Now, I'm not a vegan but I have friends who are and because of them it's opened my eyes to another world. One of my closest friends has been vegan since the end of high school and our catch ups are frequently at vegan cafes, which is how I fell in love with vegan desserts.
Having baked for years I could not imagine a dessert tasting amazing given it excludes vital elements like butter and eggs, but here I am today telling you all that vegan desserts are possibly BETTER than normal desserts (or at least, you wouldn't be able to taste the difference...)
So, for all you dessert lovers and vegan-curious, here's a recipe for you!
Recipe makes approximately a 30cm tart.
1½ cups plain flour
½ brown sugar
½ cup ground raw cashews
¼ teaspoon salt
6 tablespoon dairy-free margarine (I used Nuttexlex Lite)
1 tablespoon lemon juice
Dark Chocolate Ganache
400g dark dairy-free chocolate, coarsely chopped
400ml lite coconut milk
½ teaspoon vanilla extract
1. Preheat oven to 180˚C, fan forced.
2. Lightly oil tart pan.
3. I don't have a food processor so I had mixed this and it really doesn't take much effort or time - combine cashew crust ingredients together until resembles a crumble.

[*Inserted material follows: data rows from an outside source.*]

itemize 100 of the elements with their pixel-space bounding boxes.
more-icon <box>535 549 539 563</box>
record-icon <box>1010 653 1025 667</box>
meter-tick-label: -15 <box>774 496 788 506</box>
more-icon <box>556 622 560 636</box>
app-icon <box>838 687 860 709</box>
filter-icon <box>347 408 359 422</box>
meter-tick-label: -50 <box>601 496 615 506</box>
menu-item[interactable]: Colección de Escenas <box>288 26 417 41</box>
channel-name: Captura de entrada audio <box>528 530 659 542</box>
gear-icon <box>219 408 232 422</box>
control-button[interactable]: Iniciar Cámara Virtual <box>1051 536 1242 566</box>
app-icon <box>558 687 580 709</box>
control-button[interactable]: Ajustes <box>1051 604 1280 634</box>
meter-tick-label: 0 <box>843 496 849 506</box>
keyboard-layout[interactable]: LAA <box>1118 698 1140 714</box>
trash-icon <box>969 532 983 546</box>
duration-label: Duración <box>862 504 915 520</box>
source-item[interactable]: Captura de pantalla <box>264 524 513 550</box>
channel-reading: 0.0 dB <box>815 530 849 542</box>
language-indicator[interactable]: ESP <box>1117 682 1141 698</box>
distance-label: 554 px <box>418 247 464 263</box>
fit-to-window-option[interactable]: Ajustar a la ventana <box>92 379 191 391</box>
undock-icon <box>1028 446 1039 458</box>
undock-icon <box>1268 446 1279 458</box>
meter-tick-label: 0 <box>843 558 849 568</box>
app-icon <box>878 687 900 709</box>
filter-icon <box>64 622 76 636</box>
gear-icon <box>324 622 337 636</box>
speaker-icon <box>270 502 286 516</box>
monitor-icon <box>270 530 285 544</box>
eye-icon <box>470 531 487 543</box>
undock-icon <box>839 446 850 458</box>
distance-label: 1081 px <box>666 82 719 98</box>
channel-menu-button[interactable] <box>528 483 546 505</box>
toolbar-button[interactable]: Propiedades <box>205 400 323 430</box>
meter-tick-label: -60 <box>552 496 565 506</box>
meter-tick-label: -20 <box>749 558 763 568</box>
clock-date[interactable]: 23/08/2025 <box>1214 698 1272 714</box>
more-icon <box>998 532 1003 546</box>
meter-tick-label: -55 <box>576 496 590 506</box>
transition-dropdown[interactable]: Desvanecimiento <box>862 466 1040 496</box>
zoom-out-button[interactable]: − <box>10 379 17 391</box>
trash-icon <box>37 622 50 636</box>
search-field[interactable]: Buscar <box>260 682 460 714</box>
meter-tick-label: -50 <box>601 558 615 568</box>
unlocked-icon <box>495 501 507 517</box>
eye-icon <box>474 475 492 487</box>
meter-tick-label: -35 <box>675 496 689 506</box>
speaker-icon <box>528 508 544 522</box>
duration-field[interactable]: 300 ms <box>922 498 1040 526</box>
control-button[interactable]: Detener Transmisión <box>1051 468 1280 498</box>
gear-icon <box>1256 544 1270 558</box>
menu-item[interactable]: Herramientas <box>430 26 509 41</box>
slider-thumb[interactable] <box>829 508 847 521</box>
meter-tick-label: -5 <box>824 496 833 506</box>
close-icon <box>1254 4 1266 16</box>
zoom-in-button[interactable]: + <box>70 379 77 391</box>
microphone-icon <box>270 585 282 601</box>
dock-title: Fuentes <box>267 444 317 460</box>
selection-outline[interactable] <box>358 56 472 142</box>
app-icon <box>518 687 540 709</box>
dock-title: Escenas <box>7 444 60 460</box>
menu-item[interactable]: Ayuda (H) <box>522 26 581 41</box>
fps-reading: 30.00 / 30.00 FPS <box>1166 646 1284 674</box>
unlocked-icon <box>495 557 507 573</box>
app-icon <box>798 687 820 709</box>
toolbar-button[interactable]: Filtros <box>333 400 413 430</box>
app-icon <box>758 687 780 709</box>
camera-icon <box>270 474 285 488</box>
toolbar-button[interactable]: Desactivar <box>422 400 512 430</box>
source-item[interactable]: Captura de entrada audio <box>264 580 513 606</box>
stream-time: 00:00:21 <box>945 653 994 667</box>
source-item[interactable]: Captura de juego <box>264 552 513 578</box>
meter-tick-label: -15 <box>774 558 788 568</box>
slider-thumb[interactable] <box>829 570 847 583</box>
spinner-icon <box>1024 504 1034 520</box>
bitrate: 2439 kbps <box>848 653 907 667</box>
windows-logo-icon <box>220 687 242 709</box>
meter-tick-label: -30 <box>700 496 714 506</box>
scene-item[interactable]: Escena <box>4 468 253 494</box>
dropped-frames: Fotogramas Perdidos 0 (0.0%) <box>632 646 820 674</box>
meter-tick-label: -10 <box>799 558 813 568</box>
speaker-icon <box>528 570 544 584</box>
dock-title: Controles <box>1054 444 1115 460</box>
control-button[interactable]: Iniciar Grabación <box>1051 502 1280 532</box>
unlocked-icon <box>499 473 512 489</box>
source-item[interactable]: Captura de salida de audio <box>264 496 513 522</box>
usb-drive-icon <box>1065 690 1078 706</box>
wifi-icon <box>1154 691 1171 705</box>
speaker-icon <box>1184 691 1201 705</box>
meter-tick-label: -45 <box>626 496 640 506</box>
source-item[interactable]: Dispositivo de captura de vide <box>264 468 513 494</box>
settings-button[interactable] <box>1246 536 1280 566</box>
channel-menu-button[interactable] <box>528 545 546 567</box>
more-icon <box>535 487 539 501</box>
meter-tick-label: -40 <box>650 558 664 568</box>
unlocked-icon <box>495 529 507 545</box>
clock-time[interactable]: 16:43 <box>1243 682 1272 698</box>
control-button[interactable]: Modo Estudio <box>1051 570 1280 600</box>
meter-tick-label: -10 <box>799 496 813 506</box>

4. Using your fingers, press mixture into tart tin - tip: wet your fingers to prevent the mixture sticking to your fingers too much.
5. Bake for 15mins or until golden brown, set aside to cool.
6. For the ganache, put chocolate into a large bowl and set aside.
7. Over a medium heat in a saucepan pour coconut milk and vanilla and heat until it just begins to boil.
8. Pour coconut and vanilla mixture over chocolate and stir until combined.
9. Pour ganache into tart tin with the cashew crust base.
10. Refrigerate for at least 3 hours, or until set.